Fuel price hiked for third straight day: Petrol rises 54 paise, diesel dearer by 58 paise in Delhi
Petrol was costlier by 54 paise a litre and diesel by 58 paise a litre on Tuesday, the third consecutive price hike after state-run fuel retailers ended an 82-day freeze on daily rate revision on Sunday.
Consumer prices of petrol have jumped by Rs 1.74 a litre in Delhi since Sunday and diesel by Rs 1.78 a litre because of a surge in international oil prices after the producers’ cartel decided to extend record output cuts by a month till the end of July.
Brent crude was trading at $40.82 a barrel on Tuesday, 111% higher than its low of $19.33 on April 21. However, retail prices of fuel didn’t fall in India in line with the lower prices of crude because the government hiked levies and kept prices more or less the same.
Retail prices of petrol and diesel were first raised by 60 paise a litre each on Sunday, followed by similar hikes on Monday. Petrol is now sold in Delhi at Rs 73 a litre and diesel at Rs 71.17 a litre, according to Indian Oil Corporation (IOC), the country’s largest petroleum refiner and fuel retailer.
Prices of auto fuels differ across cities because of variations in state and local levies. Daily price revisions were suspended and retail rates were frozen on March 16.
Executives of public sector oil marketing companies – IOC, Hindustan Petroleum Corporation Ltd (HPCL) and Bharat Petroleum Corporation Ltd (BPCL) – said on condition of anonymity this was done under some tacit, but prudent, directive by the government, which raised excise duty on fuel to benefit from the lower prices.
“Due to the highly volatile nature of international oil prices, it was not always advisable to allow a complete free-fall of retail rates because, in case of a sudden spike [in global oil prices], which was inevitable, the reverse would have been more burdensome for the consumer,” one executive said.
The oil marketing companies last revised petrol and diesel prices at Rs 69.59 a litre and Rs 62.29 a litre, respectively, when the international benchmark, the Brent crude, was at $30.03 a barrel. International oil prices further dropped to $19.33 a barrel on April 21 because of slack demand, which was due to lockdown of major economies to contain the spread of the Coronavirus and global oil storage tanks being full.

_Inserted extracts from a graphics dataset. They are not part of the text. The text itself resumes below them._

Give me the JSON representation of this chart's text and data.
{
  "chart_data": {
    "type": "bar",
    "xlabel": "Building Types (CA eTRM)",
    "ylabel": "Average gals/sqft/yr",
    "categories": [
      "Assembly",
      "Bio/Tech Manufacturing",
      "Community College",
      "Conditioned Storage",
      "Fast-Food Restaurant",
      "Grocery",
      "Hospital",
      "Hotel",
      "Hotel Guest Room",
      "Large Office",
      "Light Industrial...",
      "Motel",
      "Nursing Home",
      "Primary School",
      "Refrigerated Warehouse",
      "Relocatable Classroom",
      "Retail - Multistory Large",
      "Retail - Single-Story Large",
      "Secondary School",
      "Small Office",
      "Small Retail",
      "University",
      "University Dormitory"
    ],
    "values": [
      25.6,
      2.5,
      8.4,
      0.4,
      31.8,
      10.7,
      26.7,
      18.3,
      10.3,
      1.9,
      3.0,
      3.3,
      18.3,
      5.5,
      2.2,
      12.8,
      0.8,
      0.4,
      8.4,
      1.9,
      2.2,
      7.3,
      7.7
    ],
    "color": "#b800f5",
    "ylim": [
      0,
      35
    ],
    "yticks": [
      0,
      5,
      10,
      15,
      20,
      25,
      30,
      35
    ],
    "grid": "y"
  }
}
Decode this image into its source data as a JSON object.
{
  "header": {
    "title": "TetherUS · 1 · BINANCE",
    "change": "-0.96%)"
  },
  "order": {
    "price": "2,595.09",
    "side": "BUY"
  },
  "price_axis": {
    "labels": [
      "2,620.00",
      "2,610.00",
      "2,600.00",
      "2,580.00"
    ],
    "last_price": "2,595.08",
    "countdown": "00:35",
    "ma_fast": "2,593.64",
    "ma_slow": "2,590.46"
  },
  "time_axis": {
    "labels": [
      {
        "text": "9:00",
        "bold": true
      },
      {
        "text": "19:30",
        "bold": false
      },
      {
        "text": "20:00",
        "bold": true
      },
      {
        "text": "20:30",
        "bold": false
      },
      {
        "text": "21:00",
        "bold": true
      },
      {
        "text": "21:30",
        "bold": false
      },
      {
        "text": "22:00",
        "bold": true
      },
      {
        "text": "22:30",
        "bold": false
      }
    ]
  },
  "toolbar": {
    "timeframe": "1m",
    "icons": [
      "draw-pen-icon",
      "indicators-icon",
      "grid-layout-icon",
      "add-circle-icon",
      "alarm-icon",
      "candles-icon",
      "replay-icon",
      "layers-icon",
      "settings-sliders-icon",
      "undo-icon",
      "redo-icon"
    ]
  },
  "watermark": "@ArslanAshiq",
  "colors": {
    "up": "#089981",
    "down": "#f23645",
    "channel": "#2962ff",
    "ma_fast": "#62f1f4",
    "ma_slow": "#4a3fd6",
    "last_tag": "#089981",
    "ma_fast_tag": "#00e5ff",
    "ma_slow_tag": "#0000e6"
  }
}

Taking advantage of subdued global oil prices, the Union government raised excise duties on petrol and diesel twice – first by Rs 3 a litre each, and later by Rs 10 a litre on petrol and Rs 13 on diesel. A Re 1 per litre hike in excuse duty meant an additional Rs 14,500 crore in revenues for the exchequer.
States have also raised value-added tax (VAT) on petrol and diesel since mid-March. The Delhi government raised VAT on petrol and diesel to 30% last month. Consequently, retail prices of petrol in the city jumped by Rs 1.67 a litre and diesel by Rs 7.10 a litre.
Earlier, the state levies on petrol and diesel were 27% and 16.75%, respectively. Diesel in Delhi also attracts an additional air ambience charge of Rs 250 a kilolitre.
The extra revenue has come in handy at a time when the economy has been roiled by the Covid-19 pandemic and the lockdown was imposed to slow its spread.
Queries sent to the petroleum ministry, IOC, BPCL and HPCL elicited no response. The three state-run firms enjoy a monopoly in fuel trade with more than 90% market share. While the government deregulated the pricing of petrol on June 26, 2010 and diesel on October 19, 2014, it has tacit controls over the fuel retail business though the three public sector companies.
Abhishek Jain, tax partner at consultancy firm EY India, said: “When crude prices fell recently, similar corresponding reduction was not witnessed mostly on account of increased taxes by the Centre and state through excise and VAT. With increase in crude prices and reintroduction of dynamic pricing, possible surge in prices could be controlled through downward tweaking of tax rates on petrol (both excise and VAT).”
Experts said consumers must brace for more price shocks as international oil prices are expected to increase due to supply cuts by oil producers’ cartel and rising demand, as many countries are resuming economic activities after prolonged lockdowns.
A Bloomberg report on the oil producers’ agreement to continue an output cut quoted consultant Wood Mackenzie Ltd as saying that Brent crude prices could rise to as much as $50 a barrel from Friday’s closing price of $42.30. In intra-day trade on Monday, Brent crude jumped to $42.99 a barrel.
The Organisation of the Petroleum Exporting Countries (OPEC) and its allies, particularly Russia (OPEC+) on Saturday agreed to extend record oil production cuts of 9.77 million barrels a day for a month until July-end. The output cut is almost equivalent to 10% of total global oil supplies. Earlier, they proposed to reduce the output cut to 7.7 million bpd from July and maintain the level till December.